El transcurrir de la legislatura no ha sido sino la rotunda constatación de los efectos de aquel fracaso y de aquel rechazo. Nacida bajo el signo de la decepción y de los compromisos adquiridos, dio unos primeros pasos vacilantes y con la espada de Damocles del desamparo pendiente siempre sobre un Gobierno en minoría. Proyectada con vocación de victoria, se caracterizó también desde el principio por una falta absoluta de escrúpulos, que llegaba a la crueldad, con quienes habían sido excluidos de un proyecto nacional a cuyo servicio parecía constituirse.

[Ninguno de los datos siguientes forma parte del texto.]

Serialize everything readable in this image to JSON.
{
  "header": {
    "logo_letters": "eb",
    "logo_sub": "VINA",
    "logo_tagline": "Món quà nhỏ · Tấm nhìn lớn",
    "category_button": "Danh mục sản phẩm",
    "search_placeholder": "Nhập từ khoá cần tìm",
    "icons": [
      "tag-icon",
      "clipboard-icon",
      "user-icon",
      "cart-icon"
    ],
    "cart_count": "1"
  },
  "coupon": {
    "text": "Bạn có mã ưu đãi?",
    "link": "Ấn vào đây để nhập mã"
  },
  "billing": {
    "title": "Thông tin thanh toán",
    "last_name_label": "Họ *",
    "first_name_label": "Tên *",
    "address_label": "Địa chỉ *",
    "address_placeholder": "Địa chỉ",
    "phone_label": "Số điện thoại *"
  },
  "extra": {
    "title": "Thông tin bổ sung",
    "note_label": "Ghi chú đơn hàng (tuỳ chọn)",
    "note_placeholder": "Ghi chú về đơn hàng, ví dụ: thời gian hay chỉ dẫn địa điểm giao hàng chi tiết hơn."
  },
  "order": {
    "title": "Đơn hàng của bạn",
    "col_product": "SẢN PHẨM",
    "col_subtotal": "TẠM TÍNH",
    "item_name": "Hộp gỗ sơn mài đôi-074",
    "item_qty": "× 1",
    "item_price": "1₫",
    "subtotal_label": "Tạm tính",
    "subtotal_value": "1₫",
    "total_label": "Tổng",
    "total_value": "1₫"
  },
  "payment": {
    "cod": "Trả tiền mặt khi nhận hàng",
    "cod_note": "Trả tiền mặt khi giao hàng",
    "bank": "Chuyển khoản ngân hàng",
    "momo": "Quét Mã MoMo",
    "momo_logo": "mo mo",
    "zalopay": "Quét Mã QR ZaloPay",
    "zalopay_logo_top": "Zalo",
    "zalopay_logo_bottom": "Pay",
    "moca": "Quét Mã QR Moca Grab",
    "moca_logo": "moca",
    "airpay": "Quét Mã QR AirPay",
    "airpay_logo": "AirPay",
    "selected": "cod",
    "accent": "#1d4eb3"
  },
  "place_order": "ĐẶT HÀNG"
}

El carácter excluyente y la crueldad -recordemos el episodio de Josu Ternera- estuvieron presentes desde el origen, como lo estaban ya en el comunicado en el que ETA declaró la tregua -un auténtico programa de futuro-, aunque se los quiso velar con el señuelo de la paz y el excitante de la ilusión, paz e ilusión que quedaban aseguradas en el programa para quienes se pasaran al bando victorioso. Los problemas surgieron al ver que se pasó poca gente.
Lo que ocurrió después resultó coherente con el choque entre las expectativas de quienes pactaron el Gobierno -PNV, EA, EH- y las distintas valoraciones que hacían de la viabilidad de las mismas. Fue así que el brazo armado aplicó su torniquete sobre el sector de la población que no se había rendido, y fue ahí donde se nos mostró sin velo ninguno la verdadera faz de todo aquel despropósito: la miseria política y moral de un proyecto, una legislatura y un Gobierno que ni siquiera tuvieron capacidad para enmendarse al verse abrazados por un terror que les implicaba de lleno. El daño causado ha sido inmenso: se ha dividido a la sociedad vasca; se han desprestigiado sus instituciones, convertidas en puro instrumento para otra causa y desautorizadas como ineficaces; se ha sumido en el horror a un sector de la población cuyo sufrimiento ha sido minimizado, a veces hasta el escarnio, sembrando en él la desconfianza y el desarraigo. Este es el balance de la legislatura y del Gobierno que ahora finalizan. Por eso, al escuchar la noticia de la convocatoria electoral, sólo hemos podido exclamar: ¡Por fin!